Last week Twitter launched Periscope, their response to Meerkat. Haven’t heard of Meerkat? You wouldn’t be the first. It was only launched a few weeks ago, but it has already taken the social world by storm. Meerkat and Periscope are part of a new company of apps that tackle the problem that so many people have: ‘I want people to see what I’m doing and I want them to see what I’m doing now’. They are both ‘live-streaming’ apps which allow you to broadcast to your followers (for now both are Twitter only) a live video of yourself with your smartphone.
“So?” I hear you say “what’s the point of that? Yet another way for egotistical megalomaniacs to show off to the world something that no one else wants to hear.”
I get that, I really do. A lot of people consider social media to simply be an exercise in hubris and as platforms to show off what they had for breakfast. It’s gotten to a point where people complain about people’s fake lives on Facebook and fear for the mental health of others being bombarded with the ‘perfect life’.
So why would we want another social network for people to broadcast on?
Well, it’s going to be a bit different than that.
Firstly, you can’t really fake live video. It’s not possible to airbrush that pimple or crop out the douchebag who was hitting on you and your friends all night. What you see is, what you get.
Secondly, live-video is the dream for many people. For years, we were constrained by technical limitations and data limitations. These made it impossible to shoot and upload live video and especially for a whole group of people to watch. Whilst we have had live-video options on computers, Google Live Hangouts and GoToMeeting allow you to broadcast live to thousands, if not millions, of people at once, they’ve always been constrained to an actual computer and an internet connection. In the last few years, the camera technology in smartphones has improved so much that not only is live-video a possibility but it also looks pretty damn good. In conjunction with the improved camera tech we have also seen mobile/cell carriers relax the idea of data caps. The amount of data it takes to stream live video is quite high (about 3.5Mb/s) and Edge and 3G networks do not support something as data-heavy as live video. However, with the rollout of LTE/4G technology it is now much easier for carriers to deal with live video without having their entire network crash.

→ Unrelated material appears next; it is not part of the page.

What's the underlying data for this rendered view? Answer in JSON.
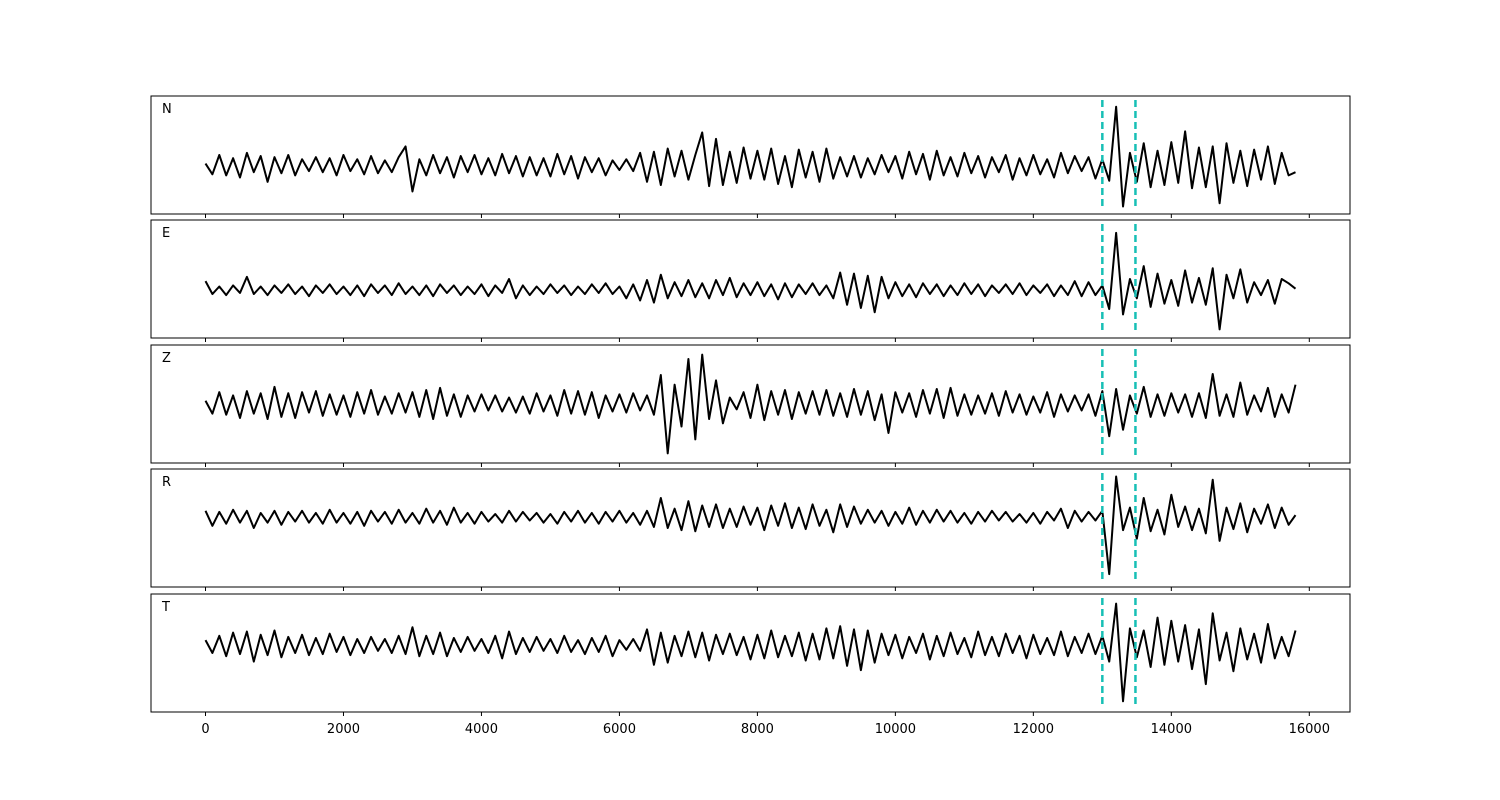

So, how will we use live video? Jimmy Fallon, the host of TV’s Late Night, has already used Meerkat to broadcast rehearsals of his show and countless other celebrities have joined the live-video bandwagon. But the biggest impact where we should see live video is in citizen journalism.
Citizen journalism is a phrase that some either love or hate. There are fantastic instances of citizen journalists who have broken incredible stories and truly contributed to the idea of a free and open press. However, we have also seen how unaccountable amateurs can wildly persecute and blame innocent people. Yet, Meerkat and Perescope are going to change citizen journalism. When British soldier Lee Rigby was murdered by two Islamic extremists in front of dozens of horrified people it was an old woman who did the bravest (or most foolish?) thing of all, she got out her mobile phone and started recording them. The murderers then used that as their gateway to tell the world what they did. They began to monologue about the destruction of Islamic lands by the British army and other reasons to justify the murder. The user then uploaded and shared it with the world. However, there was a delay of a few minutes, crucial minutes, between the recording and the distribution of that footage. Imagine if the attacker had stolen the phone before it could have been uploaded? Or if there were no other witnesses? When it comes to citizen journalism and documenting crimes in progress, live-video is a true game changer. A man stumbles upon a mugging and quickly whips out Periscope. He’s recorded the crime in progress and, if he’s lucky, the attacker’s face. The attacker can no longer hide under an excuse of mistaken identity because the video is available for all to see, uploaded to a cloud server halfway across the world. With phones and data plans now cheaper than ever Periscope and Meerkat offer people a chance to document the abuses of power, intimidation and attacks that go unreported.
Perhaps most people will use Periscope and Meerkat as a tool to boost their own egos….but for every person who does…is another person using it to change their world.